2. His decision to create a brand architecture that makes sense. By architecture, I mean the way a "parent" brand (such as LP) and its sub-brands or product brands come together and relate to each other. The first big step was obviously to create a strong enough handle for the corporate brand--hence the catchier and more memorable "LP." Nielson then took all the company's disparate products and logos and reworked them to include LP in each of their names, to reflect a more consistent and coherent link with the corporation.
On the other hand, a few other things made me doubt the wisdom of their marketing strategy.
The company doesn't seem to have their story straight on how to justify the purchase of 10-year naming rights for Titans stadium. Neilson began by minimizing the importance of retail sales to the company, saying that the end consumer is just a "halo" or incidental target. In other words, they care mainly about the homebuilders, and if consumers buy LP products for their own use as a result of their familiarity with the brand, that's just icing on the cake. If consumers don't matter that much, it is not clear to me why a company would spend $30 million on a sports venue to get its name in front of, well, consumers. Granted, Neilson made it sound as if $3 million a year was just a drop in their marketing bucket, but the choice still seems a bit odd.
The rationale for buying these naming rights went something like this: we can get more eyeballs by having our name on the stadium than by spending the same amount on traditional media, such as radio, TV, or print. No other alternatives, including internet marketing, were considered. What I wonder is...are these the right eyeballs they're getting? Is there a high enough correlation between NFL fans and decision-makers in the homebuilding industry? Or is LP relying too much on the "trickle up" effect from consumers? It seems LP's marketing ROI model places equal value on all marketing impressions. They do not qualify some targets as better or more valuable than others, and this seems to be a troublesome blind spot.
I certainly respect the complexity of allocating marketing expenditures and making decisions at the multimillion dollar level. I realize posting my opinions on this blog (with the benefits of hindsight and personal distance) is too easy by comparison. It's quite a task to do what these folks do, and I don't want to trivialize it.

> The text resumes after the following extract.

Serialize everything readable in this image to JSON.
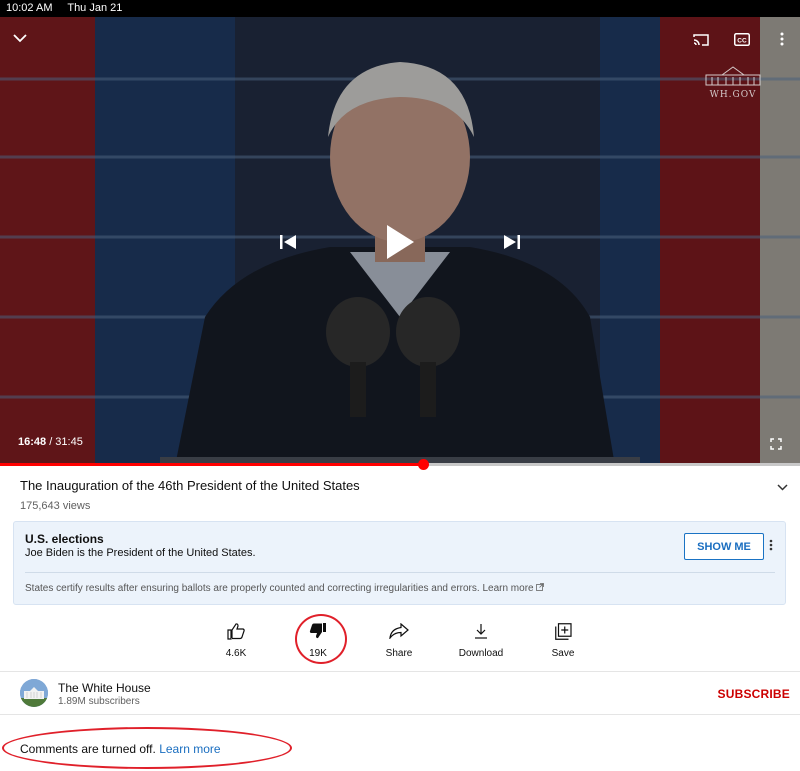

Therefore I want to end this post on a positive, by mentioning one other thing I enjoyed about Neilson's perspective on brands. This concept really stuck with me. In keeping with his own philosophy of brands, I asked Nielson what he thought the "heart" component of the LP brand should be at the end of this process. He candidly admitted they are still looking for that hook--a brand promise that would do for LP what the image of the Michelin baby (and the sense of warmth, caring, and protection it conveys) has done for Michelin in the tire industry. It seemed a very appropriate comparison and benchmark to aspire to, and I look forward to seeing LP become that kind of brand.